A lot has happened since the last issue of Harp Column came out the first week of March. A lot also hasn’t happened in the last two months.

Concerts have been cut.
School years have ended early.
Lessons have been moved online.
Tours have been called off.
Festivals have been postponed.
Summer camps have been canceled.
Spring recitals are on hold.

No one knows when normalcy will return. No one knows when we will get back to the stage or the lesson studio or the hospice room or the restaurant or the wedding venue where we spent so much of our time making music for others.

Finding creative ways to not just survive, but thrive when the going gets tough is what we do.

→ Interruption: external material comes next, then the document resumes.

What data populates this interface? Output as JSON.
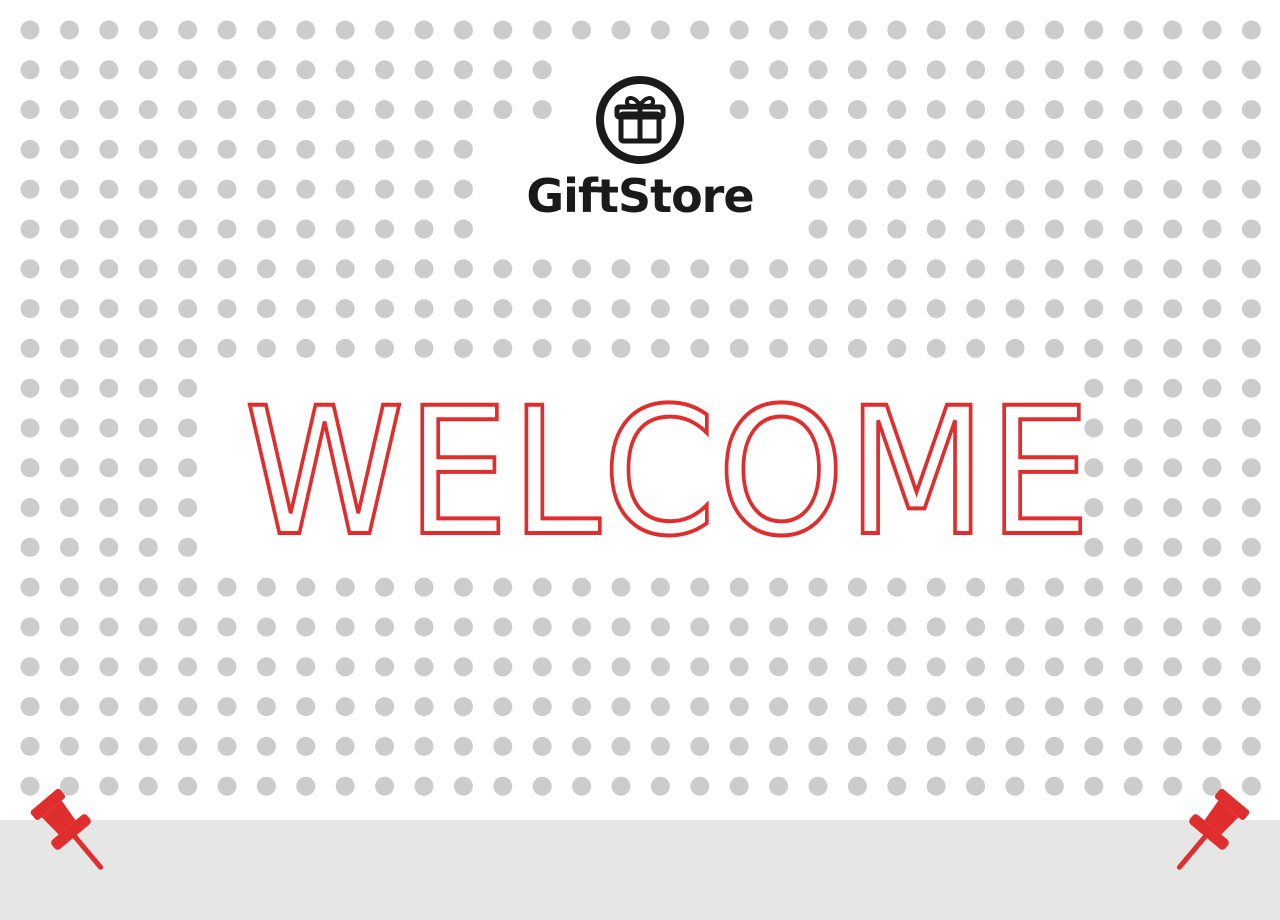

To be honest, with so many people hurting and so much uncertainty, it’s difficult to be optimistic. I’m generally a “glass-half-full” kind of person, and my first instinct is always to look on the sunny side of things. I want to be optimistic about our future. I want to believe that we’ll be playing to packed concert halls and full restaurants again before we know it. I want to believe that I’ll be reunited with my students face-to-face before they lose interest in our online lessons and drift away from the harp. I want to believe that musicians’ way of life in the U.S. and around the world won’t be completely upended by the global coronavirus pandemic.

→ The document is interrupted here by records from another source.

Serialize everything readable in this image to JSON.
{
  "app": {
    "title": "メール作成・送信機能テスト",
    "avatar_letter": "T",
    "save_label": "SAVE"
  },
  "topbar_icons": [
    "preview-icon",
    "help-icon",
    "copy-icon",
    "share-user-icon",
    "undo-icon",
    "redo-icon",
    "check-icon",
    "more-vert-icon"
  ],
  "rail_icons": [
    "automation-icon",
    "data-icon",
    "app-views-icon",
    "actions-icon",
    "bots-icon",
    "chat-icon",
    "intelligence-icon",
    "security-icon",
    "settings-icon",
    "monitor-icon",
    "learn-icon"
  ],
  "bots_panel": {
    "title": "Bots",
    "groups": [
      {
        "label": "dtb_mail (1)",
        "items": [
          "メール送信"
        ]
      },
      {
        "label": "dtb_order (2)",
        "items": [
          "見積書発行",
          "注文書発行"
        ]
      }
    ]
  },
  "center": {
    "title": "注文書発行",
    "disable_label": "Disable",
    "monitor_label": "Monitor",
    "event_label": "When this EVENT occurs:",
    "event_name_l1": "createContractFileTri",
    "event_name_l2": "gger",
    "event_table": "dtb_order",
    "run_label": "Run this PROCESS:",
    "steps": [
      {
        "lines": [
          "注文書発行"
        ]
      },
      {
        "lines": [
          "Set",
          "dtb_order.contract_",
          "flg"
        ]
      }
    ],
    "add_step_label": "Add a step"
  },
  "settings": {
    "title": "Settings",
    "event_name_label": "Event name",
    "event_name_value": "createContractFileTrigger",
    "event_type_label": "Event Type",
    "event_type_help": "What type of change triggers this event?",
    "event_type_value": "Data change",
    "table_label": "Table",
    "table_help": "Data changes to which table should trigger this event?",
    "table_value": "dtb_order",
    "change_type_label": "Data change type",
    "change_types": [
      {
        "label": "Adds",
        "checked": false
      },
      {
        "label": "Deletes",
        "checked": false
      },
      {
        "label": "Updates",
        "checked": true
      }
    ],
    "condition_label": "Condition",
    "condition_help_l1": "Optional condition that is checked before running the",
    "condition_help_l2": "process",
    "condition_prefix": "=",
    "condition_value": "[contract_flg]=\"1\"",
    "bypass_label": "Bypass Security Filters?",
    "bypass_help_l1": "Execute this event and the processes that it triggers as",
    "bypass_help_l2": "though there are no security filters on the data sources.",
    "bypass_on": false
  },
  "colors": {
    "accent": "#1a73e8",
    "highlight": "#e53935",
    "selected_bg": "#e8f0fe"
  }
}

But in addition to being an optimist, I’m also a realist, probably due in part to graduating from college straight into an abysmal post-9/11 economy. It’s not enough to hope for the best. We also have to plan for the worst. Job security has never been a perk that most harpists enjoy. Music budgets tend to be considered discretionary spending by most, making our services the first to be cut when the economic belt is tightened. Even tenured orchestral harpists have to learn to live with the always looming possibility of a labor dispute or strike.

Perhaps this cloud of financial uncertainty that most musicians are used to living under, even during the best of times, will end up being our saving grace during this pandemic. Not knowing for sure what next month’s income will look like is a reality most musicians deal with all the time. Weathering downturns in the local, regional, and national economies is something most musicians have been through. Finding creative ways to not just survive, but thrive when the going gets tough is what we do.

But we’ve never seen anything as tough as the current coronavirus crisis. The Great Recession, 9/11, Black Monday—you could go back through every economic disaster of the last century, and still nothing really compares to what we are facing today. But what if we widen our lens a little bit? Through centuries of wars, natural disasters, social upheavals, and economic crashes, music has endured. It has survived because of the artists who continued to breathe life into it, reinvent it, and make it relevant. That is our job as musicians in this global crisis—to carry on, to adapt, to continue to make our art meaningful in society. When the immediate health crisis finally subsides, people will want to gather again—to grieve what we’ve lost, to celebrate what we’ve accomplished, and to find real connections once again. This is where musicians and artists will be ready and waiting—to give expression and meaning to the human experience.

So keep on creating. Keep on practicing. Keep on innovating. When the world needs us, we’ll be ready.